No entanto, há casos de sangramentos persistentes mesmo após as medidas de hemostasia que necessitam de provas de coagulação específicas, exames de imagem e estudos vasculares. Neste caso a angioressonância foi muito importante para a detecção do shunt vascular e indicação da cervicotomia.
Referências bibliográficas
1. Vieira, FMJ; Diniz, FL; Figueiredo, CR; Weckx, LLM. Hemorragia na adenoidectomia e/ou amigdalectomia: revisão de 359 casos. RBORL, 2003, 69,ed.3, 338-341.

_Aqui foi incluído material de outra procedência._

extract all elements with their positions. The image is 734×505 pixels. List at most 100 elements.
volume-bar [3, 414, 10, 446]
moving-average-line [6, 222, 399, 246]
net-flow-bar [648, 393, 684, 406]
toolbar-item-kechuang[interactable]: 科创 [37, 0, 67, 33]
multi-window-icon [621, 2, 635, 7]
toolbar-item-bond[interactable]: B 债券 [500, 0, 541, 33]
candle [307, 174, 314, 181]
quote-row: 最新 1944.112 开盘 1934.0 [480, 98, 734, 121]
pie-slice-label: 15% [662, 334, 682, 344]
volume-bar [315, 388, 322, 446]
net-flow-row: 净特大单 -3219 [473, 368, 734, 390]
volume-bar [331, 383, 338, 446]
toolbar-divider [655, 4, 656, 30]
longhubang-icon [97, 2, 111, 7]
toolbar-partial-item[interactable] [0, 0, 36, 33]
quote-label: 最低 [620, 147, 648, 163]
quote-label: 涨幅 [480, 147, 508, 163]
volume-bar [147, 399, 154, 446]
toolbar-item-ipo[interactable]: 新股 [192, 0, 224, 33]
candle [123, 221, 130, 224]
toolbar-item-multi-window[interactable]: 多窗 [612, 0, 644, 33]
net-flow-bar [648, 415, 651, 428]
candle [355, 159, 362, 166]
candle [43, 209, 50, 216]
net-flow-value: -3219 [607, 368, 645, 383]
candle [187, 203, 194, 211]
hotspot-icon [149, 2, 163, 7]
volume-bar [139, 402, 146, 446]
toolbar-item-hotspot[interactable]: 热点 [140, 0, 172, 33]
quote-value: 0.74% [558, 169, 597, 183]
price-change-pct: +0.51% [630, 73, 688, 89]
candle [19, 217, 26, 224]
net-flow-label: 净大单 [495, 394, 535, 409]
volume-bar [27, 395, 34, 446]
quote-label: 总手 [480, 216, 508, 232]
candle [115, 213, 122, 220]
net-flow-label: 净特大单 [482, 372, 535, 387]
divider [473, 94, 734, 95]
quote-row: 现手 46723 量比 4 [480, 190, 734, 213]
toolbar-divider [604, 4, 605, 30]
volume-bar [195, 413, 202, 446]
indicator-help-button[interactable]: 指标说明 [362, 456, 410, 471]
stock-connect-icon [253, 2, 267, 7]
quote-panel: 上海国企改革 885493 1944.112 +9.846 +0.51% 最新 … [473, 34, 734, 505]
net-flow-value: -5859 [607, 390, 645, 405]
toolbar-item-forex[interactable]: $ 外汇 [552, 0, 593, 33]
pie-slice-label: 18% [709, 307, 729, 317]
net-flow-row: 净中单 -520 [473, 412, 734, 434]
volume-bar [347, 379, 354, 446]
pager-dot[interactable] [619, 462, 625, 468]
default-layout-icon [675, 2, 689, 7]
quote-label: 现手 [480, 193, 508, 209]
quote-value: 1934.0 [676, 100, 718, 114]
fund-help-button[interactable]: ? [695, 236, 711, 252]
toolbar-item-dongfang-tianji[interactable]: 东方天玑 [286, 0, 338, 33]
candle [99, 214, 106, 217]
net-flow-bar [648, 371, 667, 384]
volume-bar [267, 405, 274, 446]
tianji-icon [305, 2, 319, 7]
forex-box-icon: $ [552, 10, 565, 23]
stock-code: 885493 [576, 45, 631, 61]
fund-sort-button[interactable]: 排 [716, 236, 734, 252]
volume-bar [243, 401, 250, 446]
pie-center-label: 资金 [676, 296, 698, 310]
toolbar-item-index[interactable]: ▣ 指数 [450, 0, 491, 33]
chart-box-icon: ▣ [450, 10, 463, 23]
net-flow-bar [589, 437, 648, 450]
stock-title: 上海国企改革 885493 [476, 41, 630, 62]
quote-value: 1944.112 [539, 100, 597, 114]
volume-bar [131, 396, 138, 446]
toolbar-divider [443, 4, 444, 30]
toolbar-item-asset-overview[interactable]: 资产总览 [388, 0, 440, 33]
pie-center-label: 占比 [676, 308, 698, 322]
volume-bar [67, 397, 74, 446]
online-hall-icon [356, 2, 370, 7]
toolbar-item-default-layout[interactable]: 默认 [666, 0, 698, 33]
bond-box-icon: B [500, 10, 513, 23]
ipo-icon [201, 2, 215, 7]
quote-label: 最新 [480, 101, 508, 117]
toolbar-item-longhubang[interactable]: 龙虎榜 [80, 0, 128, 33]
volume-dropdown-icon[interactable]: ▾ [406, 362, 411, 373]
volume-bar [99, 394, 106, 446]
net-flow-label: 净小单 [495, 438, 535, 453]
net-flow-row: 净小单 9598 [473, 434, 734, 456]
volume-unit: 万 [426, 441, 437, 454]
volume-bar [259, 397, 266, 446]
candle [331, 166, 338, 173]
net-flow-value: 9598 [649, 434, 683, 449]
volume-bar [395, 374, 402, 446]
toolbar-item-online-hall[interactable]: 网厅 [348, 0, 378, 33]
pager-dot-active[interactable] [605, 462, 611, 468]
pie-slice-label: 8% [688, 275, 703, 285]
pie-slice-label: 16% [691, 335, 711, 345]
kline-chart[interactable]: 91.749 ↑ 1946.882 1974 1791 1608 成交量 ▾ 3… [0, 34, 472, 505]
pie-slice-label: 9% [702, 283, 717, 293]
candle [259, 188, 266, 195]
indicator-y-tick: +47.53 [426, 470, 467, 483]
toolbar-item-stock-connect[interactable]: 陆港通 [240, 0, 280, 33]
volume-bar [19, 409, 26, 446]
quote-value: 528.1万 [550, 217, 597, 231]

2. Otacilio e Campos. Tratado de Otorrinolaringologia. Editora Roca; 1994.
3. Peeters A, Katz S. Tonsillectomy and adenotomy as a one day procedure? Acta Otorhinolaryng Belg 1999;53.
4. Peeters A, Saldien V. Lethal complications after tonsillectomy. Acta Otorhinolaryng Belg 2001;55.
5. Tarantino, V.; Stura, M.; Vallarino, R.; Ivani, G. and Fortini, P.: Le complicanze post-operatorie dell adenoidotonsilectomia Minerva Pediatrica. 40 (1988): 279-252.